I am not crazy over this dish but I won't mind eating it. As for Mr W, I can say he is crazy over this dish. He can go for round two when I cook this. He loves having the sauce over his rice and the hard boiled eggs. One thing I have to admit is that this savoury sweet sauce tends to be pretty addictive.

By the way, Mr W said no one except his mom cooks the best dishes, even his sister can't replicate them. My mom-in-law ever told me that she would love to teach me all the dishes she used to cook and all the kueh kueh she used to prepare. But at her age of 94, she doesn't enter the kitchen anymore. Despite her age, she is still very alert and healthy. She will tell me the ingredients for the dish but the rest is all dependent on me. *Stress*

Yesterday was my first trial to cook this dish and I was very pressurized. I need to cook this dish to suit the very picky Mr W's taste. Before I prepare all the ingredients, I gave my mom-in-law a call to confirm the ingredients.

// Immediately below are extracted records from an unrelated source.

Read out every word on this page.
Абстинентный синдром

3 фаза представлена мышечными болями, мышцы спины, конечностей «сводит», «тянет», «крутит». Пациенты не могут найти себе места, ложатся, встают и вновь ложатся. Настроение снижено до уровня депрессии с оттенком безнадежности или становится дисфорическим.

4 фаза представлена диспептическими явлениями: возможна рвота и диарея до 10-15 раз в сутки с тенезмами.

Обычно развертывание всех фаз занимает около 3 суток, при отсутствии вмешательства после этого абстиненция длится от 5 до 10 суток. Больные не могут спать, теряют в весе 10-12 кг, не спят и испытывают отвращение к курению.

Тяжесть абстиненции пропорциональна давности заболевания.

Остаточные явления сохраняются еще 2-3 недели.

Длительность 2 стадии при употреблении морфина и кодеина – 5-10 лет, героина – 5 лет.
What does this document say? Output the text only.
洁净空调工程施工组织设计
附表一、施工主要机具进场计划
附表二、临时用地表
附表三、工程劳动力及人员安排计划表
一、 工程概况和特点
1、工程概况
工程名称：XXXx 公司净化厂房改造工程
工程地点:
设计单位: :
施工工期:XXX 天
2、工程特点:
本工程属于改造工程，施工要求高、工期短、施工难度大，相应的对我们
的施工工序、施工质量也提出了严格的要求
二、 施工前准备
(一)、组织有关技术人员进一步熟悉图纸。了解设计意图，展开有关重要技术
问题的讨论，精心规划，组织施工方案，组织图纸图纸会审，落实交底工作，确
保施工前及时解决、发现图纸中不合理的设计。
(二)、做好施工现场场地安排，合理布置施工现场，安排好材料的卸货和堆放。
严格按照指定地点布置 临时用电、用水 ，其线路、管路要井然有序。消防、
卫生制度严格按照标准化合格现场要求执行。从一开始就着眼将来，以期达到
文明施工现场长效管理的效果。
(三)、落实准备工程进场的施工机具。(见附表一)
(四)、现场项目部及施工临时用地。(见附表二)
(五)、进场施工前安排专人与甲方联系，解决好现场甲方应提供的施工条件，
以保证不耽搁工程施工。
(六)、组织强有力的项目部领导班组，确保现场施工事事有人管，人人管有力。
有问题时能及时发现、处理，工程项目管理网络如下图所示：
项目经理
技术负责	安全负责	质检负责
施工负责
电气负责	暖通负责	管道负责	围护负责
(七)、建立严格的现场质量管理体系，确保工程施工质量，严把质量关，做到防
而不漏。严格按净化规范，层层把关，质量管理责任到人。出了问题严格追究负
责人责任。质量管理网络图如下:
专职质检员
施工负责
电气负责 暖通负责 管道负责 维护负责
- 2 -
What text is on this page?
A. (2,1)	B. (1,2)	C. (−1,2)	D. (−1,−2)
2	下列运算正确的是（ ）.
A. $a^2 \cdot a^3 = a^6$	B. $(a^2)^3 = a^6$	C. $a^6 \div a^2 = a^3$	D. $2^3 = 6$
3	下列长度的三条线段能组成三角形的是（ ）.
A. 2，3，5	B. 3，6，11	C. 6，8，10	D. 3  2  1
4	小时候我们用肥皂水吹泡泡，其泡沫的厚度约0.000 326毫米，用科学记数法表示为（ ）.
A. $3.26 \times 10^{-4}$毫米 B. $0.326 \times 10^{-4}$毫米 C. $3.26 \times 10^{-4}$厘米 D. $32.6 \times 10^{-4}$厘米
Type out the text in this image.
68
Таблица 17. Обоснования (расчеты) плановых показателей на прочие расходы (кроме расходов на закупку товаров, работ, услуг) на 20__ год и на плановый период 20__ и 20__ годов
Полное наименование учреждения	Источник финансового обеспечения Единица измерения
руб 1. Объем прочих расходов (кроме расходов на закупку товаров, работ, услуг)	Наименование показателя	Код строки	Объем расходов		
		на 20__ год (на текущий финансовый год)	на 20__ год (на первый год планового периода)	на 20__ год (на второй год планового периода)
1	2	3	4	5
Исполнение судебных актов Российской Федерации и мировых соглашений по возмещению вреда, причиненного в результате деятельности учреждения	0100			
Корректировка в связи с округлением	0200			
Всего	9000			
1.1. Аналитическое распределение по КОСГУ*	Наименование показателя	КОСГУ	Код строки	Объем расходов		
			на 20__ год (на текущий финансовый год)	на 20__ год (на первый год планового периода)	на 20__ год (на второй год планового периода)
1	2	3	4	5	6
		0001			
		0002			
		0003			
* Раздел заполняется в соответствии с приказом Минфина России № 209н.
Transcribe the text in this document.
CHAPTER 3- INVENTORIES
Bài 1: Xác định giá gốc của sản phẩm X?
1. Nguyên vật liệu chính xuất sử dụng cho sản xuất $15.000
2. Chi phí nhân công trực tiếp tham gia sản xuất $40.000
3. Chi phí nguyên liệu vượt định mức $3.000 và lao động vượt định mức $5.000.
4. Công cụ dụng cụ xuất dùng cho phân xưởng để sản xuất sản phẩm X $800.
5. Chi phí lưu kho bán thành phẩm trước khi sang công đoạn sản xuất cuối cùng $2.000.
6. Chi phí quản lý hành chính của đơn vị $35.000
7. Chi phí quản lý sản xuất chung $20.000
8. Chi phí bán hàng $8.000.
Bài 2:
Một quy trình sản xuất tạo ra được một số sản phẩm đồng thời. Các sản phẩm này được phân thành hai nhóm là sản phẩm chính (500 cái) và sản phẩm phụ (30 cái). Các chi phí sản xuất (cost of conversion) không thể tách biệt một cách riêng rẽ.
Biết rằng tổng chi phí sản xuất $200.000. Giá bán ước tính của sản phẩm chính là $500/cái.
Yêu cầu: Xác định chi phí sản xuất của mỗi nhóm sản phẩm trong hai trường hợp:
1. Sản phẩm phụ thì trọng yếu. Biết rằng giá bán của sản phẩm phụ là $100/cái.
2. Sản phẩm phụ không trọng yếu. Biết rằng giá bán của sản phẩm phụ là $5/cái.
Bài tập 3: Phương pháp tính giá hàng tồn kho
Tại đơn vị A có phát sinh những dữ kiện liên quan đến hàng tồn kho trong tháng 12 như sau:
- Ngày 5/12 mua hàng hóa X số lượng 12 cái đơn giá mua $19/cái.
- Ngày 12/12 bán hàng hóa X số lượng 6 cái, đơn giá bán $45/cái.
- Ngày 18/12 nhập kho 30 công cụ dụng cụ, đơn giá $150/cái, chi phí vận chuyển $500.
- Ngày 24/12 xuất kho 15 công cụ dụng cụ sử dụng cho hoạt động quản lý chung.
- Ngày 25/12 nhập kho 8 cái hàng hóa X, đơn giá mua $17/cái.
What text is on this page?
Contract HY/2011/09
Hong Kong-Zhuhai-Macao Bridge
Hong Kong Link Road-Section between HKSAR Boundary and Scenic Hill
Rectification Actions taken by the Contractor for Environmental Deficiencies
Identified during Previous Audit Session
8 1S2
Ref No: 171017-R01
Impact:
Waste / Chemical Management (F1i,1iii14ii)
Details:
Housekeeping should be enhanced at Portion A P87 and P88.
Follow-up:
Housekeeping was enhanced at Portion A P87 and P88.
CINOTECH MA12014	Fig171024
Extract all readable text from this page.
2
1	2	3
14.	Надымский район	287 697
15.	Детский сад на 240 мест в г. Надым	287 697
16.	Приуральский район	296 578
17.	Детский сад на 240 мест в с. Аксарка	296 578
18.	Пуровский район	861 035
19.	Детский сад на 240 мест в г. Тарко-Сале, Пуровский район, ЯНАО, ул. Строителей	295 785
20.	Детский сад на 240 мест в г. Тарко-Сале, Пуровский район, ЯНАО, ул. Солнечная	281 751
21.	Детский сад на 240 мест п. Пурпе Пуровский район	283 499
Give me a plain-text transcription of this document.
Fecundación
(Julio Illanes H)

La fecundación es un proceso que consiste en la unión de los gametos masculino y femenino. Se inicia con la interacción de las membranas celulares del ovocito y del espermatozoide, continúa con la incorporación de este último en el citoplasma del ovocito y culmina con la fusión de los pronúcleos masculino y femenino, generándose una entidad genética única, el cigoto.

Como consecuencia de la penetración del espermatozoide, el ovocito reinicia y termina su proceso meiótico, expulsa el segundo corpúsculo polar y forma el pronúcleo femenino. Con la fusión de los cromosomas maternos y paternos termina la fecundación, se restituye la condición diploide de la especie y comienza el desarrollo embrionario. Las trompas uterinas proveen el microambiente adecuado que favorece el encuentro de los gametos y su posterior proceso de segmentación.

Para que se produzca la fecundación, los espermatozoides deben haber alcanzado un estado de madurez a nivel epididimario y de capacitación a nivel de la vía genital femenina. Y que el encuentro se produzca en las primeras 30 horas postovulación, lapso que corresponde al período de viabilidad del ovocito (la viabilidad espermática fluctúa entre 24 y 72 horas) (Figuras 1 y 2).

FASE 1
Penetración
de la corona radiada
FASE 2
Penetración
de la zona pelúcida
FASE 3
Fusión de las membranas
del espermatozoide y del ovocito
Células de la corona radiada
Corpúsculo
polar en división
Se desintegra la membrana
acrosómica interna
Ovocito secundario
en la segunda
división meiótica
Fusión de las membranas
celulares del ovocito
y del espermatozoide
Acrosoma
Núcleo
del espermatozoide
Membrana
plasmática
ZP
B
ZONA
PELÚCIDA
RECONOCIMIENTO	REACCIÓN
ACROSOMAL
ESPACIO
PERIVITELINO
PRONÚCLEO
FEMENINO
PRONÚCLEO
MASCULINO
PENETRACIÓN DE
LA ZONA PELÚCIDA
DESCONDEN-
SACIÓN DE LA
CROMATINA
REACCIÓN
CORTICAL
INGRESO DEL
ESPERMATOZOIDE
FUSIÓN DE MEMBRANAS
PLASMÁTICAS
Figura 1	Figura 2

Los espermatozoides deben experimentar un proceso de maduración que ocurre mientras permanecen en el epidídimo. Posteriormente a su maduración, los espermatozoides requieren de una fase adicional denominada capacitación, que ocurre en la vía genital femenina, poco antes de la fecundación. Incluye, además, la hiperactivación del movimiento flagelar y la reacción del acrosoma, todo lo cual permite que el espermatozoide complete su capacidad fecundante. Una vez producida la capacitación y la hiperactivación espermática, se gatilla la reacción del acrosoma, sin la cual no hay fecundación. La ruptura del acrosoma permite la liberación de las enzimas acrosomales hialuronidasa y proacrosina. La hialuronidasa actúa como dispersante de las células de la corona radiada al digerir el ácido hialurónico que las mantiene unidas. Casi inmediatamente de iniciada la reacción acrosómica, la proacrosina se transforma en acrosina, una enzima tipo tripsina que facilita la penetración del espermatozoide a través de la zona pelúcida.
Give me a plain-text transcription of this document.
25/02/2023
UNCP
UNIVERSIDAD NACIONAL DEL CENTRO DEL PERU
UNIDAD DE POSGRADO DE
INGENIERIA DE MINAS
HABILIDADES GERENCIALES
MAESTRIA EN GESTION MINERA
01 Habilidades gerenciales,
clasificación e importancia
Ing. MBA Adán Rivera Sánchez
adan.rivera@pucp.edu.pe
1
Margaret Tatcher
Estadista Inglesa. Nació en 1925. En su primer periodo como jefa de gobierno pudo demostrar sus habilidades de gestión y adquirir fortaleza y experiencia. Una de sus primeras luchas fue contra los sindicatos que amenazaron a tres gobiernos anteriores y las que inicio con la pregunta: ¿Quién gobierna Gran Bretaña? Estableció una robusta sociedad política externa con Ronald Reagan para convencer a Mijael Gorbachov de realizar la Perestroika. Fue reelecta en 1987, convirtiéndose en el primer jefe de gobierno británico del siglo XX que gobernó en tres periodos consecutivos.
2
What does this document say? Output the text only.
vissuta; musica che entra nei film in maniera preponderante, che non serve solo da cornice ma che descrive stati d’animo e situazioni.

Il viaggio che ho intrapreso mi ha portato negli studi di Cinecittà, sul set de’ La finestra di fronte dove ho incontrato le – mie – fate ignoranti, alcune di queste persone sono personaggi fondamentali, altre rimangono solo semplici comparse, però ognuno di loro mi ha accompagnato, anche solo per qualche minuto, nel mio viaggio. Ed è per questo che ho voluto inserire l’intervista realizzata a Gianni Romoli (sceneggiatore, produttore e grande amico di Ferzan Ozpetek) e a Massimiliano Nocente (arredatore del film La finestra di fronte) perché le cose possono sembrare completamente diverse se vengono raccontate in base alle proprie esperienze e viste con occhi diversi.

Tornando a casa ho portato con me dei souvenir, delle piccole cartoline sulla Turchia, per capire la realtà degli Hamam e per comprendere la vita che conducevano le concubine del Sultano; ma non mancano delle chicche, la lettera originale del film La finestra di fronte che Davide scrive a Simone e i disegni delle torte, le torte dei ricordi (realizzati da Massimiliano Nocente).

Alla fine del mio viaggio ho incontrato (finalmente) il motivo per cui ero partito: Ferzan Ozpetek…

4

Now let's start with the Ingredients
4 chicken thighs
200g of pork belly
4 hardboiled eggs, peeled
1 pieces of gula melaka, to taste
2-3 tbsp preserved bean paste aka tau cheo
70g shallots
30g garlic
2 cups of water
1 tbsp dark soy sauce, depends on your colour preference
3 tbsp of kicap manis

Method
1. Pound the shallots and garlic. Set aside.
2. Parboil the whole piece of pork belly and chicken thighs. Remove the meat pieces and discard the water.
3. Heat 1 tbsp oil in wok. Fry the pounded shallots and garlic until fragrant.
4. Add in the gula melaka and tau cheo and stir fry for a few minutes.
5. Add the pork belly and chicken pieces and stir fry.
6. Pour in 2 cups of water and allow it to simmer.
7. Add the dark soy sauce and kicap manis, give it a stir. Put the hardboiled eggs in and let it simmer until the pork and chicken are cooked.
8. Dish up the pork belly and slice them into 1 cm thick. Put them back into the wok or you can dish up the chicken and egg with the delicious sauce and serve with a plate of steam white rice. Enjoy!

Do note that the sweetness of this sauce tends to overpower the saltiness, hence there is a need to balance both. Can't be too sweet, can't be too salty. Adjust the proportion to your taste.